January was a mess. AQA fixed it with an biased sledgehammer.
If this hypothesis is correct then I think the entire 2012 results need to be reassessed fairly by a third party. If boundaries from January need to be made harder then so be it. But individual students cannot be penalised for the arbitrary date of their controlled assessment submission.
Schools should contest these results. Possibly as a whole.
AQA should issue a clear statement explaining exactly what has happened. A breakdown of results comparing January to June would be interesting.
Ofsted and co need to be very careful about their use of league table comparison figures this year due to the fact that they now cannot be used to compare one school fairly with another.

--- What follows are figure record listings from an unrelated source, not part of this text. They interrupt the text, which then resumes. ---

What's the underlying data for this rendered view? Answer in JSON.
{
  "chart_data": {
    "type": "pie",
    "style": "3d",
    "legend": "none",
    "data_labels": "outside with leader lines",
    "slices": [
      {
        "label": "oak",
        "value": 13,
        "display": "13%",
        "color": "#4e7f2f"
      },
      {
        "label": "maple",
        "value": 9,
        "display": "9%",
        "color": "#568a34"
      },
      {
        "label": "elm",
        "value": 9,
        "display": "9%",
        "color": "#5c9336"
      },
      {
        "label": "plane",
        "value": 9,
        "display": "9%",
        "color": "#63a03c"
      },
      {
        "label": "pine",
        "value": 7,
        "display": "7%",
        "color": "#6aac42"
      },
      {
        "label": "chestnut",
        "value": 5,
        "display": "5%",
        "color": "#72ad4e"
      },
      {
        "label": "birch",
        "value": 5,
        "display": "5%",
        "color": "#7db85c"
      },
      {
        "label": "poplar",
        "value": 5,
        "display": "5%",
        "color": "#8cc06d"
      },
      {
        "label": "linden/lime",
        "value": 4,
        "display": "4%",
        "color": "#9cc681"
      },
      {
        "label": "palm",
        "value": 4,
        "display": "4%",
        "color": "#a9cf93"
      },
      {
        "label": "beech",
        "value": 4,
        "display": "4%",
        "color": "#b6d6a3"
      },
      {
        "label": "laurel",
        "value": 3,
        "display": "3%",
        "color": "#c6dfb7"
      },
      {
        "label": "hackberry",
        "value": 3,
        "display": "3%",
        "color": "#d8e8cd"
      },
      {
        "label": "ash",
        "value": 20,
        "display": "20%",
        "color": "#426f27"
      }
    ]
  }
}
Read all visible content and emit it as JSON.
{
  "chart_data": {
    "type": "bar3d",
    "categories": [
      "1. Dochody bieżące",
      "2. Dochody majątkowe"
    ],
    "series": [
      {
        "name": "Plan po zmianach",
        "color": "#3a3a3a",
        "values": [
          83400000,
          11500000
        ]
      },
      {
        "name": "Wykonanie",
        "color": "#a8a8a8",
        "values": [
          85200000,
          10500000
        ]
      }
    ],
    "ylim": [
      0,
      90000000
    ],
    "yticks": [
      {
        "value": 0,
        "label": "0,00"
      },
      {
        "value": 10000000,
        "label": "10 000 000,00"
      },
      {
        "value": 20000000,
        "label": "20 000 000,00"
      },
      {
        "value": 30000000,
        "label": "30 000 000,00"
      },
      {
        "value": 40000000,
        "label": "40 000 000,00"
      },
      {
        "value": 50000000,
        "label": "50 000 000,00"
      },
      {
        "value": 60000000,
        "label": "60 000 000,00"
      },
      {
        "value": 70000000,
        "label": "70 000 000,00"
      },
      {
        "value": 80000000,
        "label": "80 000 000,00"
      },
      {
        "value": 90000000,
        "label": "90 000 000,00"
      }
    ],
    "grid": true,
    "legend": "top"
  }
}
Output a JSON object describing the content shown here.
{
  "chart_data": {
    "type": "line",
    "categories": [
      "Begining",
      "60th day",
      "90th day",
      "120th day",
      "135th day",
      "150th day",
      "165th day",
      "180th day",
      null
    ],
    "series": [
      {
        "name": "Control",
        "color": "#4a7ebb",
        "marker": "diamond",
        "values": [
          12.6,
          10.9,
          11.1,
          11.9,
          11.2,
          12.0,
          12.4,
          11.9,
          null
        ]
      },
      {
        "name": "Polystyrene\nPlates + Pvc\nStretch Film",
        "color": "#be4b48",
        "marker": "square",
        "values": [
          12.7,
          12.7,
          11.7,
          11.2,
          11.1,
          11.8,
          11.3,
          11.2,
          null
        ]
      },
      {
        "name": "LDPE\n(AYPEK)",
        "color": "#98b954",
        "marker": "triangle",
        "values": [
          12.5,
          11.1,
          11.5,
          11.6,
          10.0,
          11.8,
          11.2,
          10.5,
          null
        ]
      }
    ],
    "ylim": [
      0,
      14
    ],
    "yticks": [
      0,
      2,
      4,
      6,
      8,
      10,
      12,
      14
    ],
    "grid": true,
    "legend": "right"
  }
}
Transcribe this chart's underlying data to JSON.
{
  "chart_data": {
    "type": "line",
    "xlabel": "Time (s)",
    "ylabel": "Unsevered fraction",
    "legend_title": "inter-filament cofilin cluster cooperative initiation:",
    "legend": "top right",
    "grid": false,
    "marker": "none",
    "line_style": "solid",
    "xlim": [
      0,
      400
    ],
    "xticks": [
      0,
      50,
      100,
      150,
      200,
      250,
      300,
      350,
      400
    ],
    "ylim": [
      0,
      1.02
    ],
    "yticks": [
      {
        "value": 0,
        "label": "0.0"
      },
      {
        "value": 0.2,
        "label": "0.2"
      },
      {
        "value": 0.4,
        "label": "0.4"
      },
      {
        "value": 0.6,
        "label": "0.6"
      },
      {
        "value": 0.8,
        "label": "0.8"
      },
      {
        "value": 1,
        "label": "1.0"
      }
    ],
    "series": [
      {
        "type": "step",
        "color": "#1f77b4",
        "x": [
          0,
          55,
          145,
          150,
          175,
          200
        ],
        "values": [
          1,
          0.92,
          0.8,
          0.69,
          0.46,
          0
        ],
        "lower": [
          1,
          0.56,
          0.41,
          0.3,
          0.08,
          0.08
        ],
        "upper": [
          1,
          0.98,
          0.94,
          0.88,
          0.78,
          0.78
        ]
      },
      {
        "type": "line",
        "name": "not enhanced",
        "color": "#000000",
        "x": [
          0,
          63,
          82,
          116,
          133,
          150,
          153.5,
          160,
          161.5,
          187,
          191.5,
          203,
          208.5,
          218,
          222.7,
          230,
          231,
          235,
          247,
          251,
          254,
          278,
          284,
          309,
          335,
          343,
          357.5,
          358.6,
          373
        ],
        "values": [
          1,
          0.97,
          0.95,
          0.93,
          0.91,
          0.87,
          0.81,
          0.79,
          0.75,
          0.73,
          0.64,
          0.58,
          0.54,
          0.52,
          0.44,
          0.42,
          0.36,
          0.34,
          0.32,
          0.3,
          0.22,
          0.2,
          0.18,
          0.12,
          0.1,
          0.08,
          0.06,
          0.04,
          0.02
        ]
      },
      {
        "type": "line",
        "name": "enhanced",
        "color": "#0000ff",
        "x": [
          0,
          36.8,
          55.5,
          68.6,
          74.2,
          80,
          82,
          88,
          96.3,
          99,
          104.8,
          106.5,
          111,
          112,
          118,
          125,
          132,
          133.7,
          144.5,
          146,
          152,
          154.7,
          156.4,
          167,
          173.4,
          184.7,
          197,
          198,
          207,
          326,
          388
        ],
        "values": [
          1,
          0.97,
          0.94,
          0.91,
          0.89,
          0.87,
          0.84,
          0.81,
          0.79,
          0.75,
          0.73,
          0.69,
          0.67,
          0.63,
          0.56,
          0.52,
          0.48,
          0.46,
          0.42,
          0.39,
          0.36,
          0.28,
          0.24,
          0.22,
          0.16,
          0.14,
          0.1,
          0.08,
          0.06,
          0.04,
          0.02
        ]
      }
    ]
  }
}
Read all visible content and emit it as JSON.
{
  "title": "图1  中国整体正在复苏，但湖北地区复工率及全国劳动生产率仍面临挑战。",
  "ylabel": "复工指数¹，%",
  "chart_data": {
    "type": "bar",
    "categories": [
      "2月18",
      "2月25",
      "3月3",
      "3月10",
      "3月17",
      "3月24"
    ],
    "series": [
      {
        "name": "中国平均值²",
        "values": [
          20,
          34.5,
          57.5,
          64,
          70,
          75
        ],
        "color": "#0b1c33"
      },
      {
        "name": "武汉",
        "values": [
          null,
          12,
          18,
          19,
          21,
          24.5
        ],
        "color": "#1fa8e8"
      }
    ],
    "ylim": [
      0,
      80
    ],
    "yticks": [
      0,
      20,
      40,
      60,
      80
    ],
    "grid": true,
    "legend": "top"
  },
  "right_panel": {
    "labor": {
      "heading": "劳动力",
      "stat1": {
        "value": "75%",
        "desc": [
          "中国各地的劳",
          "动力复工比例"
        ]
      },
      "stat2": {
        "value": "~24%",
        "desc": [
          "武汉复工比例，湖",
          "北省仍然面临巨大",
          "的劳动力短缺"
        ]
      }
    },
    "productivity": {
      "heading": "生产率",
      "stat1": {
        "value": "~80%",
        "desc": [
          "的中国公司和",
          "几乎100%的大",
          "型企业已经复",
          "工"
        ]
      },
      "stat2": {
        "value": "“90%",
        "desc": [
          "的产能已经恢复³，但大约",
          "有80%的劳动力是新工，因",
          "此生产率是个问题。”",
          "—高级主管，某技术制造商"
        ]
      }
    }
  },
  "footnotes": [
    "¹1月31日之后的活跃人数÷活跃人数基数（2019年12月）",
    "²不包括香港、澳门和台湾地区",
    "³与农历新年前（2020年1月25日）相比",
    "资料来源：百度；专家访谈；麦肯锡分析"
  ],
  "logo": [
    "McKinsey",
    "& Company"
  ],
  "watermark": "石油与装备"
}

If you want to use my spreadsheet that calculates the different grades a pupil would have achieved based on the submission date of CAs then please feel free. You need to enter UMS marks in the relevant yellow cells. (I set up a marksheet in SIMS and then exported to a spreadsheet – you may wish to do the same). If you spot any errors in my calculations or logic please let me know. It’s set up for the English Language, but could be easily change to the straight English course if you change the lookup on sheet 2 from ENL01 to ENG01 details.
EDIT: Something of a response here from AQA. Interesting that 94% of CA was submitted in June. Which puts a slightly different slant on it but still means that the 6% entered early were at a huge advantage as per above. And no comment on the difference in difficulty between the Unit 1 exams. Did our pupils really get 10% worse in the last 6 months? Still stand by my assumption that things were too ‘easy’ in January, too ‘hard’ in June. Unfair.